Personale tecnico, amministrativo e bibliotecario

Comunicazione dell'infortunio

In caso di infortunio sul lavoro, anche in itinere (infortuni occorsi durante il normale percorso di andata e ritorno dal luogo di abitazione a quello di lavoro, durante il normale percorso che collega due luoghi di lavoro e durante il normale percorso di andata e ritorno dal luogo di lavoro a quello di consumazione abituale dei pasti) e a prescindere dalla prognosi, il personale tecnico, amministrativo e bibliotecario dell’Ateneo ha l’obbligo di avvisare o far avvisare, nel caso in cui non potesse, il responsabile della struttura di afferenza e l’Ufficio Gestione Presenze, inviando una mail a: infortuni@unimi.it segnalando le circostanze in cui l’infortunio si è verificato allegando il  modulo debitamente compilato ed i certificati medici rilasciati al Pronto Soccorso.

La segnalazione dell’infortunio deve essere fatta anche per lesioni di lieve entità.

Il lavoratore infortunato dovrà recarsi o farsi accompagnare al Pronto Soccorso dell’ospedale più vicino, dichiarare che si tratta di infortunio sul lavoro e richiedere il rilascio di idonea certificazione.
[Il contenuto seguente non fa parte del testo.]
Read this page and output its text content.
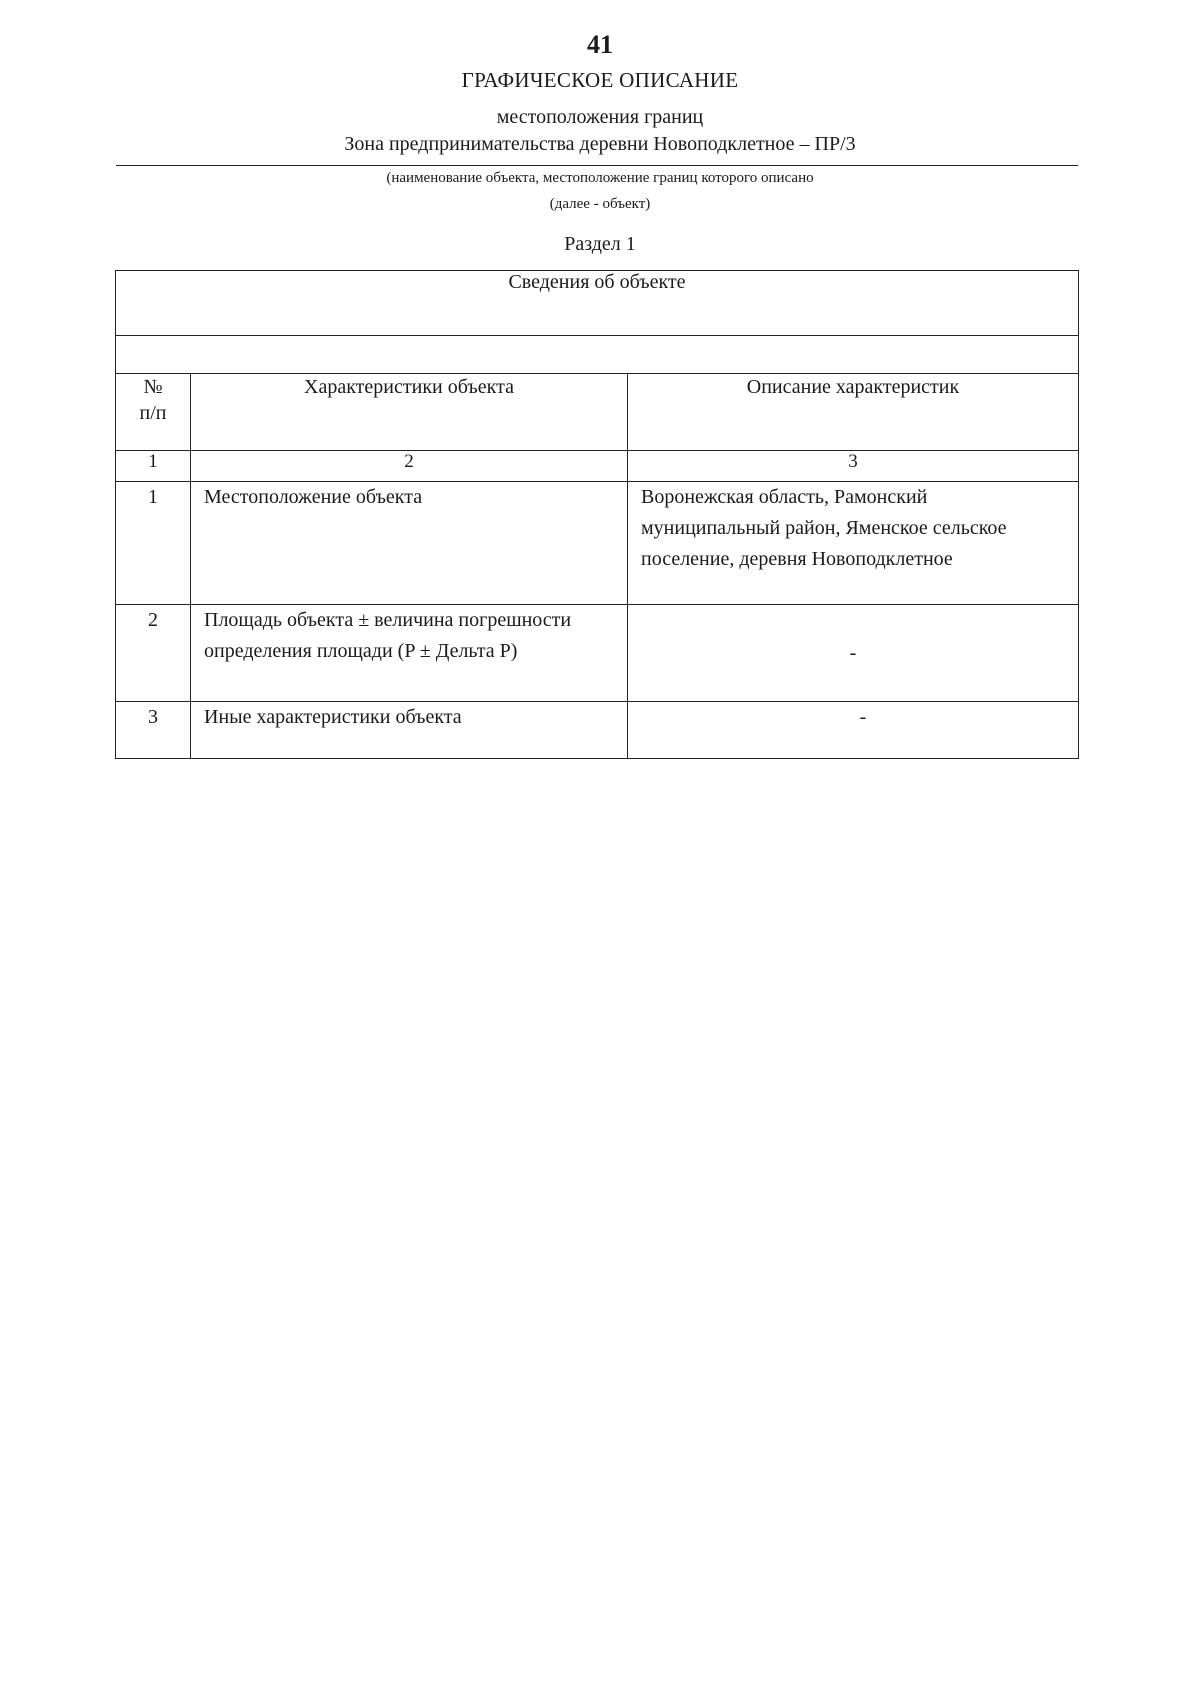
41
ГРАФИЧЕСКОЕ ОПИСАНИЕ
местоположения границ
Зона предпринимательства деревни Новоподклетное – ПР/3
(наименование объекта, местоположение границ которого описано
(далее - объект)
Раздел 1
Сведения об объекте		

№
п/п	Характеристики объекта	Описание характеристик
1	2	3
1	Местоположение объекта	Воронежская область, Рамонский муниципальный район, Яменское сельское поселение, деревня Новоподклетное
2	Площадь объекта ± величина погрешности определения площади (P ± Дельта P)	-
3	Иные характеристики объекта	-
Le prestazioni sanitarie erogate dalle aziende ospedaliere per gli infortuni sul lavoro sono esenti da ticket.

La documentazione rilasciata al Pronto Soccorso, nella quale saranno indicati la data dell’infortunio, la diagnosi ed il numero di giorni di inabilità al lavoro, dovrà essere inviata all’Ufficio Gestione Presenze all’indirizzo mail infortuni@unimi.it , che provvederà a dare comunicazione telematica all’INAIL di competenza del lavoratore entro 48 ore dalla ricezione della stessa.

Come comportarsi in caso di proroga dell'infortunio

Nel caso in cui al termine dell’infortunio il lavoratore non possa riprendere l’attività lavorativa per motivi conseguenti all’infortunio, dovrà recarsi presso l’INAIL di sua competenza per farsi rilasciare un certificato dove verrà specificato che si tratta di continuazione/ricaduta dell’infortunio già comunicato.

E' comunque buona norma contattare prima della scadenza dei giorni di prognosi l'Area Medico Legale della sede INAIL competente per la gestione dell'infortunio, per concordare l'appuntamento a visita.

Esclusivamente in caso di difficoltà di contatto, ci si può presentare direttamente presso gli sportelli della sede INAIL prima della scadenza dei giorni di prognosi.
Nell'impossibilità di farlo (ad es. ricovero ospedaliero/impossibilità deambulatorie) si può anche ricorrere al medico curante.

La Sede INAIL competente è quella sul cui territorio è domiciliato l'assicurato.
Tutti i recapiti delle Sedi sono reperibili sul sito istituzionale INAIL al percorso di navigazione:
home>supporto>sedi.

In caso di inoltro della denuncia di infortunio, nei soli casi in cui l'infortunato è domiciliato all'estero, il modulo deve essere inoltrato alla sede INAIL che gestisce il rapporto assicurativo con il datore di lavoro.

Termine dell'infortunio

Al termine del periodo di infortunio, il lavoratore dovrà comunicare la ripresa della propria attività all’Ufficio Gestione Presenze all’indirizzo mail infortuni@unimi.it inviando il certificato medico che dichiara la guarigione clinica e l’idoneità a riprendere l’attività lavorativa, per permettere di procedere alla comunicazione di chiusura dello stesso.

Comunicazioni e richieste da INAIL

L'INAIL può chiamare a visita il lavoratore infortunato inviando apposite cartoline di convocazione presso le proprie Sedi territoriali. L'assicurato, a fronte di tale convocazione, ha l'obbligo di sottoporsi alle visite di controllo che l'Istituto intende eseguire (art. 87 del DPR n. 1124/1965: "l'infortunato non può, senza giustificato motivo, rifiutare di sottoporsi alle cure mediche e chirurgiche che l'Istituto assicuratore ritenga necessarie.").